Tuesday was also Human Rights Day — a day when students and faculty members again called on the government of the United Arab Emirates to release Cassim. His next court date is Monday, but it has already been rescheduled five times, his family’s lawyer said.
“We are constantly worried about Shez,” Cassim’s sister, Shalali Cassim, said at a Tuesday news conference. Shalali Cassim is also a University alumna.
“All we want is for him to come home,” she said.
Cassim’s supporters stood holding “#freeshez” signs at the news conference and read letters of support from elected officials like Gov. Mark Dayton and Sens. Al Franken and Amy Klobuchar.
Cassim was arrested April 7, 2013, on charges of threatening national security after he posted a video to YouTube in October 2012 that satirized teenage life in Dubai.
Cassim’s supporters are calling the arrest a human rights infraction.
“The UAE promotes itself as a modern country that adheres to international human rights standards,” Susan Burns, the U.S. counsel to Cassim’s family, said at the news conference, adding that the country’s handling of Cassim’s case indicates otherwise.

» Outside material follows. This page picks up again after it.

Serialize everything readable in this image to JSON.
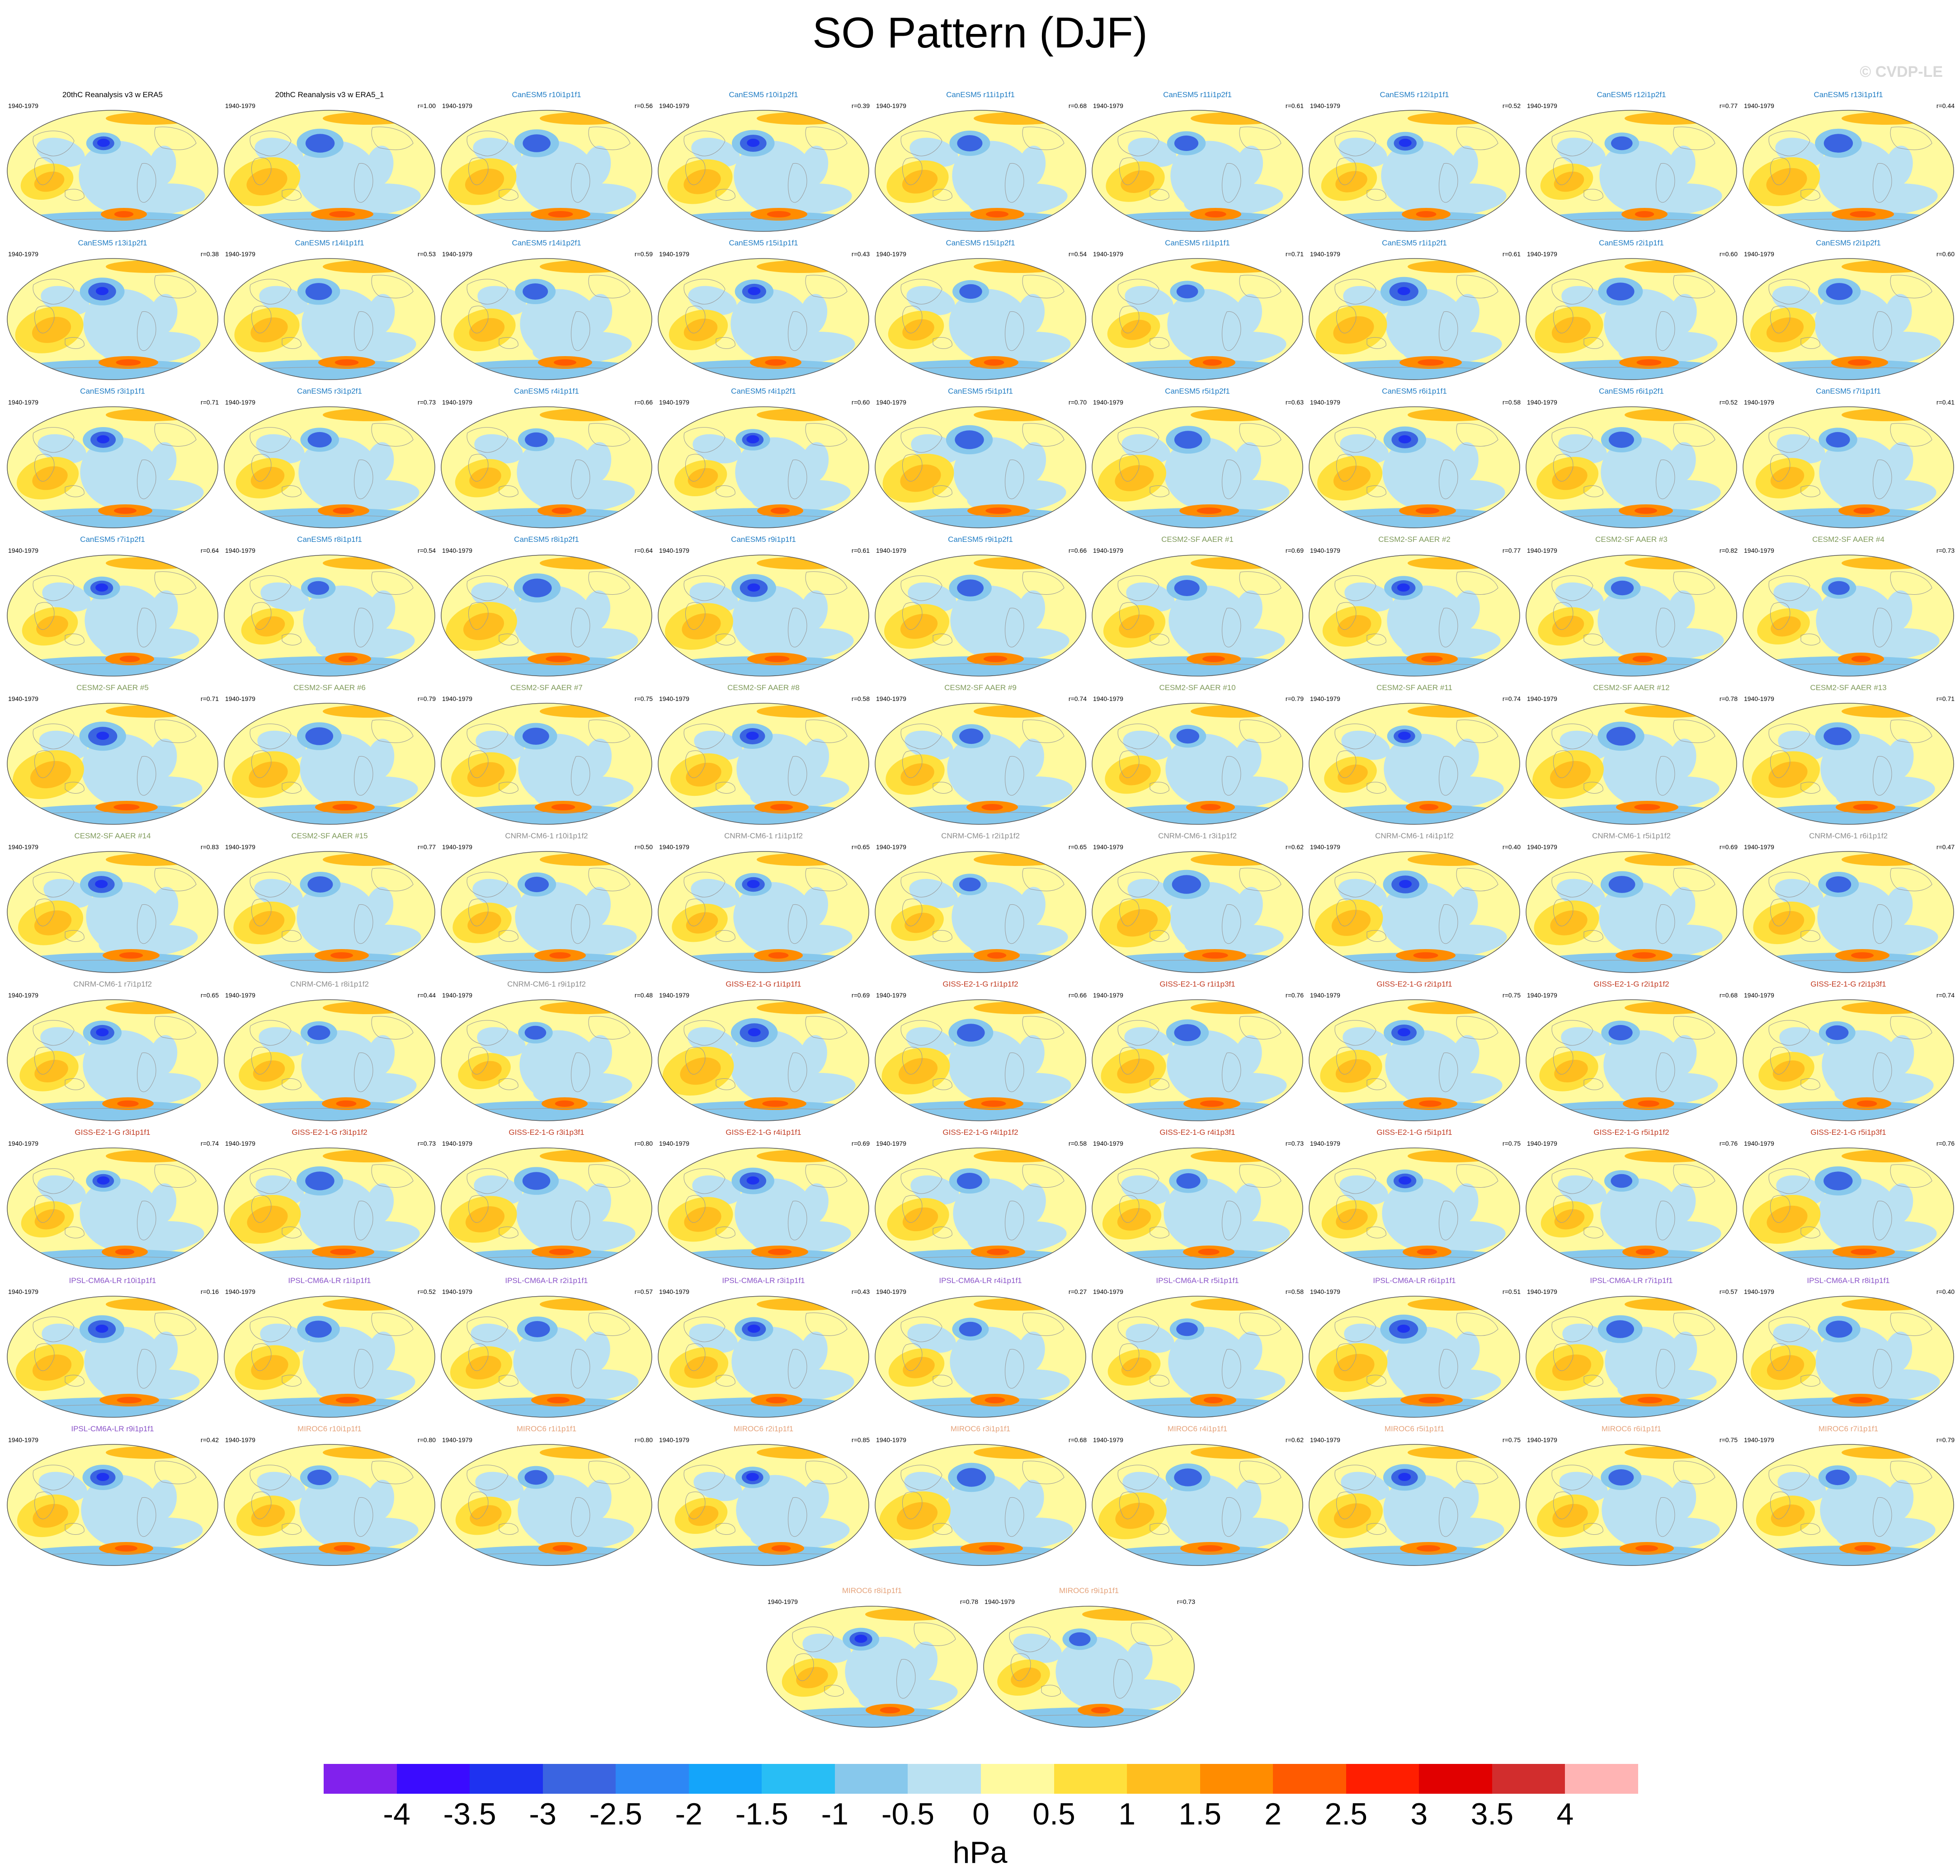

The U.N. General Assembly adopted the Universal Declaration of Human Rights in 1948 as a guiding framework for member countries. Article 19 of the document guarantees the universal right to express opinions freely “through any media.” The UAE joined the U.N. more than four decades ago.
Cassim was living and working in the UAE at the time of his arrest, University Human Rights Program director Barbara Frey said.
Cassim’s brother, Shervon Cassim, said the family first suspected something was wrong when they stopped getting phone calls from Shezanne.
“We are absolutely terrified because we don’t know what’s going to happen in this situation,” Shervon Cassim said.
Students are working to spread awareness of Cassim’s imprisonment on social media and have started a petition online that calls on the UAE government to release him.
St. Catherine University sophomore Emma Scagnelli began awareness work after hearing about Cassim’s predicament from Burns, a mock trial coach at St. Catherine. At the news conference, Scagnelli wore a “Free Shez” T-shirt, as did some of her classmates.
“We really want to help add followers,” Scagnelli said.
Frey said Twitter users can also tweet their support for Cassim using the #freeshez hashtag.
For Scagnelli, the thought of her brother being imprisoned for posting a YouTube video keeps her working to free Cassim.
“I think of my brother a lot,” she said. “That’s a scary thought.”
In her experience as a human rights advocate, Frey said more visibility increases the likelihood a country will comply with activists’ demands.
“We just want to make sure that the government knows that we’re watching closely,” she said. “We are sending a strong message that we believe that Shez ought to be released at that hearing.”
Cassim’s brother said he is hoping for good news Monday — Cassim’s next scheduled court date.
“It would mean everything to us,” he said.